Sentada frente a la ventana mojada, de pronto, como una epifanía que rompía la rutina mecánica de su vida pueblerina, imaginó la cantidad inconmensurable de gotas de lluvia que había visto caer, y el enorme número de flores de ciruelo que había visto florecer después de esas lluvias, y las legiones de gorriones que había visto anidar en esos ciruelos floridos, y las toneladas de mermelada de ciruela que había preparado, años tras años, hijo tras hijo y nieto tras nieto. Pensó en todos los árboles, cientos de ellos tal vez, que habían sido el combustible para la elaboración de esa ambrosía de fruta. Imaginó cuántas conversaciones, cuántas discusiones y cuántos silencios hubo mientras la familia compartía la mesa y untaba con mermelada alguno de los miles y miles de panes amasados que ella había preparado.

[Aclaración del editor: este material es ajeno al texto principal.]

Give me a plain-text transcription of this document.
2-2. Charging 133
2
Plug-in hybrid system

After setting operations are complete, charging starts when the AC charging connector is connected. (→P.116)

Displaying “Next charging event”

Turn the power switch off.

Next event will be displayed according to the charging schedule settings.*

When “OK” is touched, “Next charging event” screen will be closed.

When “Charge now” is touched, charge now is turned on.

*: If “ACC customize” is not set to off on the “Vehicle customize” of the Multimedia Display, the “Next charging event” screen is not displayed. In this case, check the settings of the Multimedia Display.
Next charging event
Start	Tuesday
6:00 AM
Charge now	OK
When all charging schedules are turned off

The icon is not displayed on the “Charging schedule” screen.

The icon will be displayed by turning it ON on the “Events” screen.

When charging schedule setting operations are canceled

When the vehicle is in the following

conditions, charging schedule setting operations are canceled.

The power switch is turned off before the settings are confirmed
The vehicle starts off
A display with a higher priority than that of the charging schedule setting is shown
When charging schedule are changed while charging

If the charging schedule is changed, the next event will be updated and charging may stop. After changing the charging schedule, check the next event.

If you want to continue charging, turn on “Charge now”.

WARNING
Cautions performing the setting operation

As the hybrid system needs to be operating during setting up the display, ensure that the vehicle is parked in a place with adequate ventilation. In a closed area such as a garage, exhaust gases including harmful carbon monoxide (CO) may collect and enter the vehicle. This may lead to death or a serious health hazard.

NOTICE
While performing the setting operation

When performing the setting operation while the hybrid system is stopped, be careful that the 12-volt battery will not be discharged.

Se estremeció, pensando que esta cuantificación súbita de pequeños actos cotidianos, esta secuencia lógica de acontecimientos que desfilaban en su cabeza, cual inventario de vida, podría ser una señal de que su tiempo terminaba y que era hora de estimar cuánto se hizo y cuánto se dejó de hacer.
Podría haberse levantado de la silla, sacudir la cabeza y ahuyentar esos pensamientos aritméticos extraños. Podría haber vuelto enseguida a su rutina predecible y segura…pero no lo hizo.
Se quedó mirando a través de la ventana, interesada con la tarea evaluativa que debía enfrentar, segura de que los siguientes pensamientos no se tratarían de gotas de lluvia ni panes con mermelada, sino de ecuaciones, porcentajes y operaciones matemáticas mucho más complejas que debía resolver.